Sachez que ma conscience est une bonne fille avec qui je m’arrange toujours.
(réplique de Churchill(1) à De Gaulle au cours d’un déjeuner)


Vivre, c’est décider. À longueur de journée, nous ne cessons de prendre des décisions. Décider de faire, de ne pas faire, d’investir notre temps ici ou là, de parler, de se taire… La vie contemporaine nous incite d’ailleurs à décider de plus en plus vite et souvent hélas, par là même, de plus en plus superficiellement. Rien de surprenant à ce qu’il y ait des dérapages ! Cela ne nous dispense pas d’assumer la responsabilité de nos décisions devant Dieu et devant les hommes mais surtout devant notre conscience, c’est à dire devant nous-mêmes.
Mais qui sommes-nous ? Les Écritures et la tradition distinguent volontiers l’esprit, l’âme et le corps. Si le corps se laisse concevoir d’une manière assez intuitive, pour l’esprit et pour l’âme, c’est une autre paire de manches. Dans la théologie paulinienne, on trouve aussi quelques arguties sur la chair et l’esprit. Je ne parle même pas du cœur… Laissons tous ces concepts à leurs doctes spécialistes(2). Nous nous contenterons ici du schéma ci-dessous, sans doute béotien, mais plus accessible.





Lorsque je parle de moi, je fais d’abord référence à un être spirituel, c’est à dire relié à Dieu. Dieu n’est certes pas, quoi qu’on en dise, toujours joignable facilement. C’est pourtant ce moi spirituel que j’entends mettre en avant, face à un moi rationnel et à un moi psychique, tous deux mieux connus. Cette facilité n’a évidemment rien de canonique : nouvelle fausse note de ma part ! Mais elle permet tout de même de clarifier un peu le propos.
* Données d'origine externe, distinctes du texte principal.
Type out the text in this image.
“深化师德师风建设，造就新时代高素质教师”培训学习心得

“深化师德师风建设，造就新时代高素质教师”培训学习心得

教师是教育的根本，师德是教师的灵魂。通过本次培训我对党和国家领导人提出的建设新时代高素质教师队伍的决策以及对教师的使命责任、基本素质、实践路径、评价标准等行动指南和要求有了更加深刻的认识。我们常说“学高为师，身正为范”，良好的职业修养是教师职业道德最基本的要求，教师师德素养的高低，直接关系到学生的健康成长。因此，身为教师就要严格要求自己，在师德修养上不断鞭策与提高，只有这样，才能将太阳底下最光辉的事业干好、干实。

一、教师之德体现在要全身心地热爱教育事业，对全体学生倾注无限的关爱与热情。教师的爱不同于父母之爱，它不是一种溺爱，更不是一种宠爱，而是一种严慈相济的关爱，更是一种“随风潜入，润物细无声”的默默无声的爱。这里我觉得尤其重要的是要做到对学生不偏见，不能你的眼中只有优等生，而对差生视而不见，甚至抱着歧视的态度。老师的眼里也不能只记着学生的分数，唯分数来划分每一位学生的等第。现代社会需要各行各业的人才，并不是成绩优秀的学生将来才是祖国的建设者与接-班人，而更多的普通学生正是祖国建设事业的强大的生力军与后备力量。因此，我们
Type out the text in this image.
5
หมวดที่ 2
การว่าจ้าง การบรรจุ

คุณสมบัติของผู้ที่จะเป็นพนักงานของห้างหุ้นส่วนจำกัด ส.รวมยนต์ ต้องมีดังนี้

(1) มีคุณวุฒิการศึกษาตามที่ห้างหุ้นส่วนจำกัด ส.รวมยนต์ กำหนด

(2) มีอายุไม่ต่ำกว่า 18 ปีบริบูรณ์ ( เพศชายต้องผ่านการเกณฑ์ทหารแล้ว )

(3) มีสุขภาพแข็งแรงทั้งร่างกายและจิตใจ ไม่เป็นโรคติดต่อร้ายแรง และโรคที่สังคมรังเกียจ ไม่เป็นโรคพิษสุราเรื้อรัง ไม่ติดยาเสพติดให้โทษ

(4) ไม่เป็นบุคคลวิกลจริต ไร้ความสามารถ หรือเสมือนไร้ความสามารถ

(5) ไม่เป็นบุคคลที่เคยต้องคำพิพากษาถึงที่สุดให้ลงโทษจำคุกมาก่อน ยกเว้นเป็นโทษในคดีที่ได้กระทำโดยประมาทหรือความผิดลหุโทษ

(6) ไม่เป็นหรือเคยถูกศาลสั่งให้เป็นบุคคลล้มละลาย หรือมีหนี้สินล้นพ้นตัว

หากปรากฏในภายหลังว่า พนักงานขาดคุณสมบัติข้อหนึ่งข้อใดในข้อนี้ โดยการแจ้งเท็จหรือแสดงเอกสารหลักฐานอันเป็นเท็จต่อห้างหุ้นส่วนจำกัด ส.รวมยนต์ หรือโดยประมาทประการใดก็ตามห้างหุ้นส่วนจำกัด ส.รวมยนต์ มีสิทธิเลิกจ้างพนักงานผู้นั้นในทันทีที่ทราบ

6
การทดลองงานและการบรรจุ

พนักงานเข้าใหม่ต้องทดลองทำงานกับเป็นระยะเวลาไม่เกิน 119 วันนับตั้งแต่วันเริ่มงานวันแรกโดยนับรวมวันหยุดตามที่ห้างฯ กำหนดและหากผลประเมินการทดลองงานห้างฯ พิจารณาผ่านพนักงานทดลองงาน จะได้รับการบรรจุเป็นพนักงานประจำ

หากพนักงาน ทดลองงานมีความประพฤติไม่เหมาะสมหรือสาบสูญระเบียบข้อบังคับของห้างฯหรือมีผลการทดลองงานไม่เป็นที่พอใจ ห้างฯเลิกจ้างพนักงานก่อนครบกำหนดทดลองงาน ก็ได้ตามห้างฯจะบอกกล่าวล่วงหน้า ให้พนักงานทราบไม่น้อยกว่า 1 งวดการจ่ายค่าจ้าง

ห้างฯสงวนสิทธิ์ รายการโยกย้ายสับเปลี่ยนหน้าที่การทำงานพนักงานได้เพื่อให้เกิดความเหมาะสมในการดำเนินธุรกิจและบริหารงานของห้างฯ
En pratique, mes décisions seront évaluées à l’aune de ces trois êtres, spirituel, rationnel et psychique car aucun des trois ne supporte d’être maltraité ou négligé. Je ne peux pas me couper de Dieu. Je ne peux pas non plus ― qu’elle se fourvoie ou non est un autre débat ― agir contre la raison. Je ne peux enfin pas faire violence à mon être psychique car il ne manquerait pas de riposter avec les armes redoutables dont il dispose : l’acte manqué, la névrose, la dépression… Je dois également prendre soin de mon corps car il est le véhicule qui assure ma présence physique en ce monde. L’apôtre Paul lui-même nous y invite.
Jamais personne n’a méprisé son propre corps : au contraire, on le nourrit, on en prend soin. C’est ce que fait le Christ pour l’Église,
Éphésiens 5, 29


L’examen de conscience est une évaluation a posteriori de mes décisions. Cette évaluation tient compte des besoins des différentes entités dont je suis composé. Elle fait appel au discernement sous le double éclairage de l’éthique de conviction et de l’éthique de responsabilité. La transgression des règles, nous l’avons vu, peut trouver sa justification dans les conséquences futures ou immédiates de cette transgression.


L’évaluation est à mener le plus objectivement possible, sans complaisance, ni excès de scrupule. Attention à la charge émotive : c’est un indicateur peu fiable qui ne fait généralement que parasiter l’analyse sereine et rationnelle d’un cas. C’est pourquoi, déférence gardée envers le Saint-Père, je ne m’aventure jamais sur la pente savonneuse qui pousse au sentiment de honte. La honte est une toxine excessivement dangereuse pour l'être psychique qui doit au contraire être nourri par l’estime de soi et par l’honneur. L’honneur est un bon outil d’évaluation. Ai-je agi d’une manière honorable ou non ? Cette simple question est loin de tout résoudre mais elle est souvent structurante.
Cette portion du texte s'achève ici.